Recall on CPAP Machines Leads to Shortage
Recently we have had calls from people who stopped using a CPAP machine due to a recall notice that said using the machine could make them sick or give them cancer.
They are, of course, referring to the recall by Philips on various models of Continuous Positive Airway Pressure (CPAP) machines and mechanical ventilator devices. The recall addressed health risks associated with polyester-based polyurethane (PE-PUR) sound abatement foam in these devices. The soundproofing foam can degrade and result in a patient inhaling or ingesting diethylene glycol (DEG).
Diethylene glycol (DEG) is used as a solvent. It is used to manufacture polyester resins and polyurethanes, as well as brake fluid. As you can imagine, breathing it or ingesting it is not a good thing.
Here is the problem, people have been told by Philips that they should check with their doctor on whether or not to use the machines until a new unit could be obtained.

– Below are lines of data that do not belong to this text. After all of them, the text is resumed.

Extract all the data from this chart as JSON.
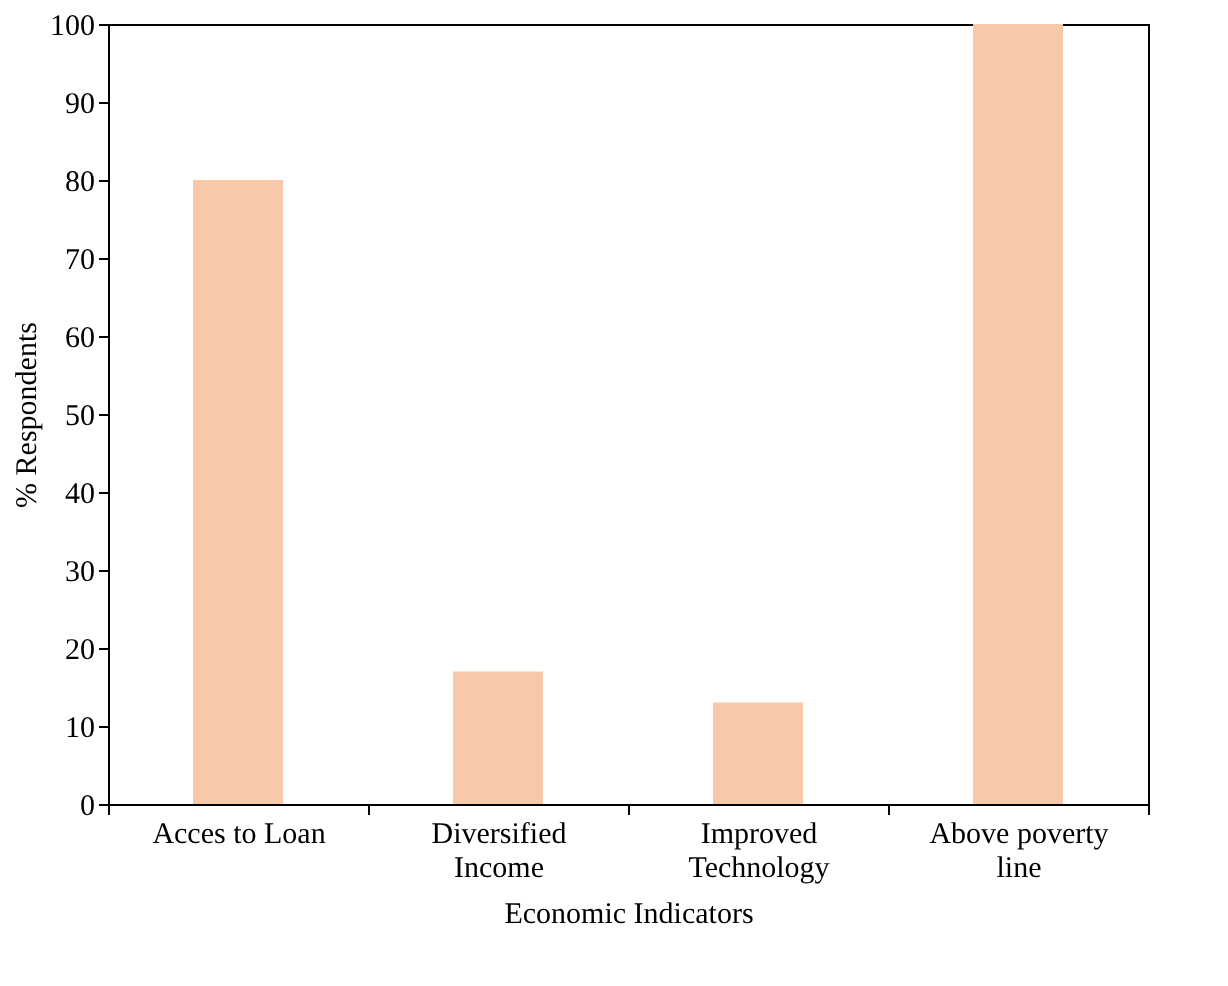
{
  "chart_data": {
    "type": "bar",
    "xlabel": "Economic Indicators",
    "ylabel": "% Respondents",
    "categories": [
      "Acces to Loan",
      "Diversified Income",
      "Improved Technology",
      "Above poverty line"
    ],
    "values": [
      80,
      17,
      13,
      100
    ],
    "color": "#f7c9a9",
    "ylim": [
      0,
      100
    ],
    "yticks": [
      0,
      10,
      20,
      30,
      40,
      50,
      60,
      70,
      80,
      90,
      100
    ],
    "grid": false
  }
}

Since no one has been documented to have gotten sick, you would think that doctors would give the green light to use the machines short-term until a new device could be obtained.
But that apparently has not been the case.
Instead, probably because they’re afraid of being sued, many doctors tell people not to use the machines.
But because so many machines have been taken out of service, many callers complain that they can’t get replacement machines.
Now keep in mind that people who have been prescribed CPAP machines by doctors have severe breathing problems that require the use of such a machine to survive.
Some CPAP users can even risk death if they have a severe condition and fail to use a machine. But because of the unavailability of replacement machines, people are being told that it may be months before they can get one, and they are doing their best to survive without such a machine.
One lady called to say that she couldn’t sleep at night for several months and was getting very ill.
Another person called to explain that his sister, who stopped using a recalled unit, had developed pneumonia, and her doctor finally told her she must start using the machine again. But she’s deathly afraid of using it and won’t use it.
If the question is between certain death by not using a medical device and possible long-term harm by using the medical device, you would think that medical providers would sit down with a patient and come up with a plan that is in the best interest of the patient.
So, due to a recall of a strategic medical device, for which there is no replacement immediately available, the user’s health has been put at significant risk.
But is there a legal remedy? My guess is that if one of these patients sued to seek compensation due to worsening health created by the recall, a court would find the law ill-equipped to deal with the situation.
Here’s our suggestion: the FDA should immediately work with the Phillips company to test the recalled machines by an independent lab to determine if they are temporarily safe to use for several months while replacement machines are manufactured and shipped.
If a machine is not immediately harmful, the patient should know that fact and have the opportunity to decide what is in their best interest with their doctor. If a machine is tested and presents an immediate danger, the patient should be told.
Patients, of course, could try to find testing labs on their own. But, many are on social security and would have no way to pay what could be a hefty fee to test the product.
Sometimes the courts are not able to offer the best remedy. Sometimes it’s another branch of government.